Gate News message, April 11—against the backdrop of easing tensions between the US and Iran and Bitcoin trading sideways at high levels, a series of low-market-cap altcoins have been repeatedly seeing sharp rallies and abrupt sell-offs. Typical examples include SIREN repeatedly pumping and dumping, and ARIA plunging within an hour after a month-long pump—drawing in many high-risk, high-reward investors.
These coins share common characteristics: spot holdings are highly concentrated, they have contract trading pairs on a certain CEX, and the team behind them tightly controls the market and drives heavy order-flow control. That particular CEX issued a market-maker risk guide on March 25, warning users to watch out for one-sided sell-offs and abnormal trading behavior, but such conditions have not eased since entering April—and have even intensified.
Some members of the crypto community believe this is not necessarily a bad thing, saying, “The most attractive part of crypto is its high volatility—volatility is what draws in liquidity.” During periods of high volatility for these coins, their daily futures trading volume often reaches hundreds of millions, or even tens of billions of dollars.
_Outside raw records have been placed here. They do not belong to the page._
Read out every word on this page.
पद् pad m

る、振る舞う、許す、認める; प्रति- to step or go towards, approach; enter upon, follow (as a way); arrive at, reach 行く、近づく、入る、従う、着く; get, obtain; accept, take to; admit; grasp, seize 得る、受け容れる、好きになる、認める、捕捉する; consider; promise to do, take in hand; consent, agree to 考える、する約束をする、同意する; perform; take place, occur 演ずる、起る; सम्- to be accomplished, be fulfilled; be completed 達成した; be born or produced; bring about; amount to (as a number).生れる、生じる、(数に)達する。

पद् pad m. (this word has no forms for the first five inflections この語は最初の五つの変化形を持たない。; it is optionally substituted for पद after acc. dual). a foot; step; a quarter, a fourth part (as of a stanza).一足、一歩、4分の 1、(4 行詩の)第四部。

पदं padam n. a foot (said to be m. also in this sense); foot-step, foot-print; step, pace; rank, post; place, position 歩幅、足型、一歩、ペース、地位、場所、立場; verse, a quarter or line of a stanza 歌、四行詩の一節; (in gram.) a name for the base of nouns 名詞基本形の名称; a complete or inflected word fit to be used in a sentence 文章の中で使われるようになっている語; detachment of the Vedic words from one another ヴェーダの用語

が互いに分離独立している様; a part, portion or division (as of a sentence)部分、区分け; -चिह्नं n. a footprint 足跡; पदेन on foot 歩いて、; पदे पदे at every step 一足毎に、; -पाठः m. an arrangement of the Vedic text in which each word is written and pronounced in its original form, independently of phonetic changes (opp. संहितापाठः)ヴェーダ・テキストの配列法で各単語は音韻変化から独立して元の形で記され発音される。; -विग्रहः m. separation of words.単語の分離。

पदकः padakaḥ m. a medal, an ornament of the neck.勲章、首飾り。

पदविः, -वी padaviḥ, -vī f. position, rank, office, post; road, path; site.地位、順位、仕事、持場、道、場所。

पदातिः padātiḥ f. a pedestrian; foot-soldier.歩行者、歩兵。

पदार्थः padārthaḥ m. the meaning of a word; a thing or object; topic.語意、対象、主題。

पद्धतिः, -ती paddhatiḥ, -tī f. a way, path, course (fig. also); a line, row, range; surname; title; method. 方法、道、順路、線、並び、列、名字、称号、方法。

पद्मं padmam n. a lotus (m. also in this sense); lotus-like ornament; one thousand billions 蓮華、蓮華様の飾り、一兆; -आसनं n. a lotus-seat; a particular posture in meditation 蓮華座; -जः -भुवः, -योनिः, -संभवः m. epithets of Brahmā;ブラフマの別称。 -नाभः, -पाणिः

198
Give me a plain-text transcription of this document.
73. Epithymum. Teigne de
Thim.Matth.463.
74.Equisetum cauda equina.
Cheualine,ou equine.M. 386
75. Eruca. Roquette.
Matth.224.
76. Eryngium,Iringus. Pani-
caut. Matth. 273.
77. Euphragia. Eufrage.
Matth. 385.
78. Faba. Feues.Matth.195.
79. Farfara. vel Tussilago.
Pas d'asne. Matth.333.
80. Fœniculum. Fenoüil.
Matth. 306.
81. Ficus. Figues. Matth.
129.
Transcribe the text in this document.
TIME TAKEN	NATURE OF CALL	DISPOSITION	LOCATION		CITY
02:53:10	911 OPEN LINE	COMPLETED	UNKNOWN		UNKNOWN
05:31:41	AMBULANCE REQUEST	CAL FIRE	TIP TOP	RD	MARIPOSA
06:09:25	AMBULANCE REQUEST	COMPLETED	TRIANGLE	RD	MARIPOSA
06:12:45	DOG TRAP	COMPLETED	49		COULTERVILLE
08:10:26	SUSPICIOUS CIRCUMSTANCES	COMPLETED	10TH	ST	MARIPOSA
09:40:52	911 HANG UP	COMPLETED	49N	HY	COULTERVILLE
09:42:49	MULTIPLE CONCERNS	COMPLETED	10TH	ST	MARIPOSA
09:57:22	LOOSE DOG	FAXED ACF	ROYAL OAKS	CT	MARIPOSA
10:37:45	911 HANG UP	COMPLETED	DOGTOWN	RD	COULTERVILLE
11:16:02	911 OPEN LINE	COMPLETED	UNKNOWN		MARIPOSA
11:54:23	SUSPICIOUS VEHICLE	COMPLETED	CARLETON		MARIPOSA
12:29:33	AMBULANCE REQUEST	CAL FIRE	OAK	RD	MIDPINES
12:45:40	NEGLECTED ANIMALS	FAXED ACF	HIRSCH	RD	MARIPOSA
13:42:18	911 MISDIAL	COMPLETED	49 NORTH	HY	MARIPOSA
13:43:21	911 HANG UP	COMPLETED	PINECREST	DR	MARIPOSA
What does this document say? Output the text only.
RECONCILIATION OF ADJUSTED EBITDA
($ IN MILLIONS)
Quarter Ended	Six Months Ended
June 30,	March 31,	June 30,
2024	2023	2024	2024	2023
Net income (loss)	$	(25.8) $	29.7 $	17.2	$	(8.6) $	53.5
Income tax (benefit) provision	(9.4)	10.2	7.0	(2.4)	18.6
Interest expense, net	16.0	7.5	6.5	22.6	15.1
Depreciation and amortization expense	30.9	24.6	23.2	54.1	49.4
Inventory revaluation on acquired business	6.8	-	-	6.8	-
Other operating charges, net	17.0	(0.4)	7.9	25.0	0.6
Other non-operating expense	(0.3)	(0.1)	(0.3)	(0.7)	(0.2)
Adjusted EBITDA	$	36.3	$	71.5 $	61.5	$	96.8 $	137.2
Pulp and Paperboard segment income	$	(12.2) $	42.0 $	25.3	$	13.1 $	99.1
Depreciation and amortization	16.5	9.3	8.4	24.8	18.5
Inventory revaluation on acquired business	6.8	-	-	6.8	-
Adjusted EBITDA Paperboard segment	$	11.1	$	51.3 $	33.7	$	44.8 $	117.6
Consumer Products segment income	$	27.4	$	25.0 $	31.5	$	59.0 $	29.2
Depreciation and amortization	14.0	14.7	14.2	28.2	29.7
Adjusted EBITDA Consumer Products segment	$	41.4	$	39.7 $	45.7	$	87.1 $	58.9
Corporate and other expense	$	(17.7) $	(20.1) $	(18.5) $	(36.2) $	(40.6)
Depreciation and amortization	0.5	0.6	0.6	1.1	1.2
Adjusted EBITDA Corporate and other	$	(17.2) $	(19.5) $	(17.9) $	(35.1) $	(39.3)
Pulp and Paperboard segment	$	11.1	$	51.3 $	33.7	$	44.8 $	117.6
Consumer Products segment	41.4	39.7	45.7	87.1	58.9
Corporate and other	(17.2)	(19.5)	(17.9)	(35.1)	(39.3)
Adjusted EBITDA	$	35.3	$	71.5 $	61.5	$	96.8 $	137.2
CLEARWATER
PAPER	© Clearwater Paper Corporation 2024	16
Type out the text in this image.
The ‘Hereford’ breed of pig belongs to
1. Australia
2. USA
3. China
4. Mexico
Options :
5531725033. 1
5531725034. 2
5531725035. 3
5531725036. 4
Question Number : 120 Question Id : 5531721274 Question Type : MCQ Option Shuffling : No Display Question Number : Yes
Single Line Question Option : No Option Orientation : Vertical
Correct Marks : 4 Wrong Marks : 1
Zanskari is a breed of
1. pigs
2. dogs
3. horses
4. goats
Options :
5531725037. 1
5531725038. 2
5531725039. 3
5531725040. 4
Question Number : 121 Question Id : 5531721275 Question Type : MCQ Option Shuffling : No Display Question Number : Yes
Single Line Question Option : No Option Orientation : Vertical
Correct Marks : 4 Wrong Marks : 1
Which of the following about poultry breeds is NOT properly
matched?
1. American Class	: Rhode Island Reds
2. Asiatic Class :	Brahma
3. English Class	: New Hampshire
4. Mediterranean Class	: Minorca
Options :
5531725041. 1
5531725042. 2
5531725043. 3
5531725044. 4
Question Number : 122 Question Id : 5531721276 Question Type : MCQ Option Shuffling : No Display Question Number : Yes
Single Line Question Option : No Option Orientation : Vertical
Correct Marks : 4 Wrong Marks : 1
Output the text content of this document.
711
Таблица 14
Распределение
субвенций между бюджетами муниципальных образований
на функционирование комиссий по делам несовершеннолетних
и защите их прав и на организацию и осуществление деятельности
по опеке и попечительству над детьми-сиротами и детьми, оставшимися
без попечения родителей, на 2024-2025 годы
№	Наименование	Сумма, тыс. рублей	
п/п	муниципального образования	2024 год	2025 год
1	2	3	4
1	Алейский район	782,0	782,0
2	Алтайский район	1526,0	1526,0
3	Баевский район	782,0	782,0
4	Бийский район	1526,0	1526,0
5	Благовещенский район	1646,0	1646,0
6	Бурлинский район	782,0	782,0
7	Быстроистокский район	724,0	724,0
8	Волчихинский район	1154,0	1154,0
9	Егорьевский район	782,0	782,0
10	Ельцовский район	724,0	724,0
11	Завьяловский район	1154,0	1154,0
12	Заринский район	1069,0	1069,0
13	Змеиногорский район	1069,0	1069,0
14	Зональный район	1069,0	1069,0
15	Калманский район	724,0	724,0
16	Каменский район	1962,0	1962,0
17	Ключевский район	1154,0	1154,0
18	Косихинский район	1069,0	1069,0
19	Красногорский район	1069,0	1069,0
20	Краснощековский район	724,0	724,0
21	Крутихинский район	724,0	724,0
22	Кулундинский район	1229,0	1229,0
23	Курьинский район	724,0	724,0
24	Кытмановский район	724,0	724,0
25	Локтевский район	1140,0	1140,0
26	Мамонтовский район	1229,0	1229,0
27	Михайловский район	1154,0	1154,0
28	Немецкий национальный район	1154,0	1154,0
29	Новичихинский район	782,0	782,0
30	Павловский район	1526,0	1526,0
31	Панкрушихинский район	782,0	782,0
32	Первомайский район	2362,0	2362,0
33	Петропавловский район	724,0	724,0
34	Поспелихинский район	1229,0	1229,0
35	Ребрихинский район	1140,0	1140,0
There are also risk-averse investors who express concern, arguing that these altcoins have no fundamental support and are purely a capital game. In the end, those who repeatedly go in with large positions can only see their assets go to zero.
These short-term breakout coins fall into high-Beta rotation plays. In essence, they are a game against high-control, heavily-positioned operators. Retail investors are at an absolute disadvantage, so when trading, it’s important to manage position size, apply strict stop-losses, and they are not suitable for conservative holdings.